4.67 Next steps after feedback on project update

  • Adjust accroding to the feedback
  • Create new models (potentially multiple linear regression ?)
  • Finalise interpetations and answer research questions
  • Compare results to other researches
  • Create some more visualisations (if useful and needed)
  • Include Executive summary at the beginning
  • Add additional data if needed
  • Create bibliography
  • hello guys

Conclusion

To put it all in a nutshell, our analysis shows quite well that CCTV placement seems to follow areas where crime per capita is highest. Although this is not conclusive evidence, our observation goes against the idea that CCTVs are effective crime deterrents. Regarding crime types our analysis and results, it therefore does not seem like the presence of CCTV has a particularly strong impact on a certain type of crime. MOreover, one of our initial hypothesis was that the government respected more the privacy of wealthier people, which turned out to be proven wrongly by data. However, we are not sure whether wealth is the only influential factor in this. Regarding the distribution and pattern of crime types in Baltimore, we see that in Downtown, misdemeanor per capita is much larger than the felony per capita and it must be mentioned that this area also is one of the richest area in Baltimore. This suggests that richer areas are more impacted by less severe crimes.

Limitations: Our limitations surround the data, the methodology and the selection bias for our research. First, we see that we have same limitations in the datasets, i.e. in the CCTV dataset the “CAM_NUM” column suggests that not all CCTVS are included in our data set. Second, we used simple regression models to show the effects of certain criteria on our variables of interest. Here of course there are more advanced ways to model and predict some effects on different datasets.
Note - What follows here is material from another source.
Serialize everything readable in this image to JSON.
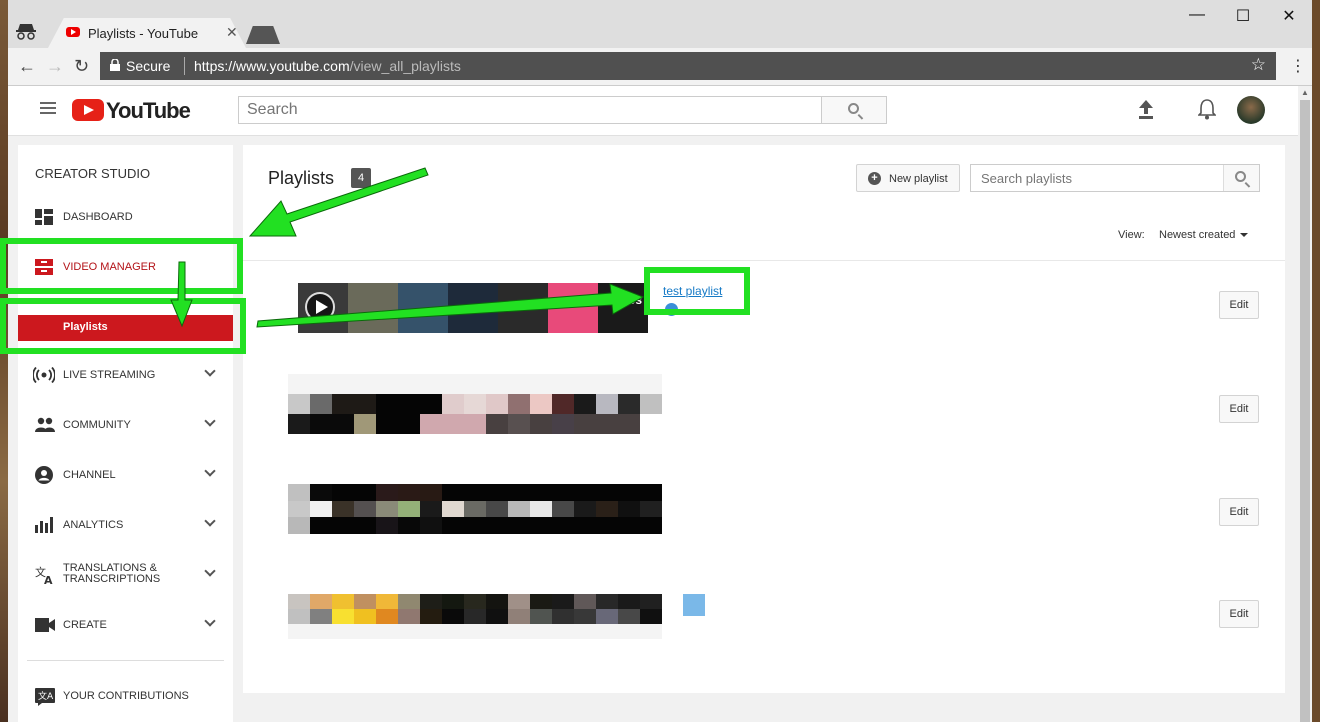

Future work: We only involved in descriptive data analysis, without doing any concrete modelling on some external datasets. One advancement and proposal for future work is to build a model on our Baltimore dataset and treat it as test set, and then apply this model on another data set of a different city to see whether we could predict “where the next crimes would happen and where CCTVs would have a big impact”. Here, we could create trees, or random forests for this prediction. Moreover, one could also study whether it is really the CCTVs which determine crime or whether there are alternatives to CCTVs. Maybe nudging people in doing good through showing some poster with some motivational verses - i.e. “Do to others how you yourself want to be treated”- would have a higher impact and would be overall cheaper.